The day before Lobo’s January 27 presidential inauguration, an amnesty law was ushered in by the Honduran government. The military was cleared of wrong-doing in ousting Zelaya. All perpetrators of political violence during the coup escaped investigation and jail time for human rights abuses. High ranking army officers accused of participating in the coup now hold key public office positions in Lobo’s government.

Canada’s Foreign Affairs has made Honduras a foreign policy priority, identifying democracy, human rights, and respect for the law as central to its Americas strategy.

“Canada is normalizing relations with the Lobo administration, and is urging Honduran authorities to take steps to protect human rights and uphold the rule of law,” said Dana Cryderman, a spokesperson for the Department of Foreign Affairs, in an email.

Lobo has strengthened support from the Canadian government by holding a Truth Commission to investigate the events leading up to Honduras’ coup and the surge in human rights abuses that followed. In the first 100 days of the coup, a local human rights group documented over 4,200 human rights abuses.

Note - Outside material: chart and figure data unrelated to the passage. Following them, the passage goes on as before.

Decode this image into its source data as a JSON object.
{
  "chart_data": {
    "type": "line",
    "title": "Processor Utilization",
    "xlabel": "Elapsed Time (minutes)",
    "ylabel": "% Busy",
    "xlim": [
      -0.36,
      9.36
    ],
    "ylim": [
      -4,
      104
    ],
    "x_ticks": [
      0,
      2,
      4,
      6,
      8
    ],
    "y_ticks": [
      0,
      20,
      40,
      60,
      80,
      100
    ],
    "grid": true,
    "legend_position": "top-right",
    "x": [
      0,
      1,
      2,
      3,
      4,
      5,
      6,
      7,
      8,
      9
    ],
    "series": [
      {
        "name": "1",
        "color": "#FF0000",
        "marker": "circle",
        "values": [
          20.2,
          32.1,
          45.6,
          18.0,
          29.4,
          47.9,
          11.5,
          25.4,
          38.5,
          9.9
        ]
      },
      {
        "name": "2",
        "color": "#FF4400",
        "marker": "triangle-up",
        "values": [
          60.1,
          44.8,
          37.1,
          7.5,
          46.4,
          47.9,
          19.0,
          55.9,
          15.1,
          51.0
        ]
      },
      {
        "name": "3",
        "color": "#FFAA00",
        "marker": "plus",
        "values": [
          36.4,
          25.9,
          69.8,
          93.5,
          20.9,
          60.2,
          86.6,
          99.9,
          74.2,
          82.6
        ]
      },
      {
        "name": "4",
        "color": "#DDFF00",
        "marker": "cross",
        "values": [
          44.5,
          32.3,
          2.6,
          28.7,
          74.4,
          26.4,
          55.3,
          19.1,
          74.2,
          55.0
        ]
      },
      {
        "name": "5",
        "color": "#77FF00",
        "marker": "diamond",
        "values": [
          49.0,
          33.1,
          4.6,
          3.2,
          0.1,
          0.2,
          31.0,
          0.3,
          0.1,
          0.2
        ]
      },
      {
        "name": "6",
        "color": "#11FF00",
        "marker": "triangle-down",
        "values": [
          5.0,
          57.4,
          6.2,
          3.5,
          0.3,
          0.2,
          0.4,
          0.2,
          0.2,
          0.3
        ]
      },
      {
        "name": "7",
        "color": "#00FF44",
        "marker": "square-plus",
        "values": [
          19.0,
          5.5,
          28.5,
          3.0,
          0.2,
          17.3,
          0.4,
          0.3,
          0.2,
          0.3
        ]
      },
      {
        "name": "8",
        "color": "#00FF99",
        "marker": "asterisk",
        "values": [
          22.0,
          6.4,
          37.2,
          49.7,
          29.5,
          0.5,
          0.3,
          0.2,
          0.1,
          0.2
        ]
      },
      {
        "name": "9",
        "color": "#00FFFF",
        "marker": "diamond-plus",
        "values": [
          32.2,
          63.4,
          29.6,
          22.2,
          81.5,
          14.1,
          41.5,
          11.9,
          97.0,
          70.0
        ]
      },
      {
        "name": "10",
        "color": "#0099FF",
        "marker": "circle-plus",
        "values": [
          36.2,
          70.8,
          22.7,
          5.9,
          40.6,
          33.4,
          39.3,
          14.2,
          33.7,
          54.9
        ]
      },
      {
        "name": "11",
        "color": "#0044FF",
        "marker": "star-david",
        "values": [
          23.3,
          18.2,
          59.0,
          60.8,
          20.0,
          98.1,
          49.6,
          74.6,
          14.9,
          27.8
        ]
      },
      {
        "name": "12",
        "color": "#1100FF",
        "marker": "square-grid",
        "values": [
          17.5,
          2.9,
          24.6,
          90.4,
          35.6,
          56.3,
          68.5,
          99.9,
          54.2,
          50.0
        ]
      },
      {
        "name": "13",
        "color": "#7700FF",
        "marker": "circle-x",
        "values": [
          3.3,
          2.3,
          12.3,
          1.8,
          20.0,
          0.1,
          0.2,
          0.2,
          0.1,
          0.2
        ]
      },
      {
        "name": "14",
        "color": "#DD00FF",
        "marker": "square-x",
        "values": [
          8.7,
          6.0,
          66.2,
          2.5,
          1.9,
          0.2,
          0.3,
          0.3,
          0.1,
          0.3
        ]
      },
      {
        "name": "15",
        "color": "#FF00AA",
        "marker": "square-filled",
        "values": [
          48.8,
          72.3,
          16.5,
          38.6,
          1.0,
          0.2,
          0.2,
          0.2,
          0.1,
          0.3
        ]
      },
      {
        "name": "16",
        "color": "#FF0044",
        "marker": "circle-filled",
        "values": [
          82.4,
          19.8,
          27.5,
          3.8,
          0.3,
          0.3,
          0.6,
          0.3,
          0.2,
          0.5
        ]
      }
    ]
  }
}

While the Frente is planning to mark the June 28 anniversary of the coup with political protests, Canada’s Minister of State for the Americas, Peter Kent, will be justifying Canada’s response to the coup before a parliamentary committee.

Kent said the Truth Commission would help Hondurans regain trust in democratic institutions and create dialogue between members of the Frente, the military and coup leaders that were opposed during the self-appointed government. The Canadian International Development Agency is spending $250,000 so that former Canadian Diplomat, Michael Kergin, can act as a commissioner in the proceedings.

 But Honduras is holding the Truth Commission at the same time that a new onslaught of human rights abuses are being committed.The international community needs to demand that the government of Honduras respect human rights, said Regalado.

“They are still killing members of the resistance, they are still killing rural people that are trying to get their land back, there is still a repression of freedom of speech and there are still countries that are recognizing Lobo’s government,” she said.

Cryderman said that Foreign Affairs is encouraged that Lobo had appointed an Advisor Minister on Human Rights and that Honduran authorities are open to visits by international human rights groups. She noted that there is still work to be done to strengthen human rights in Honduras.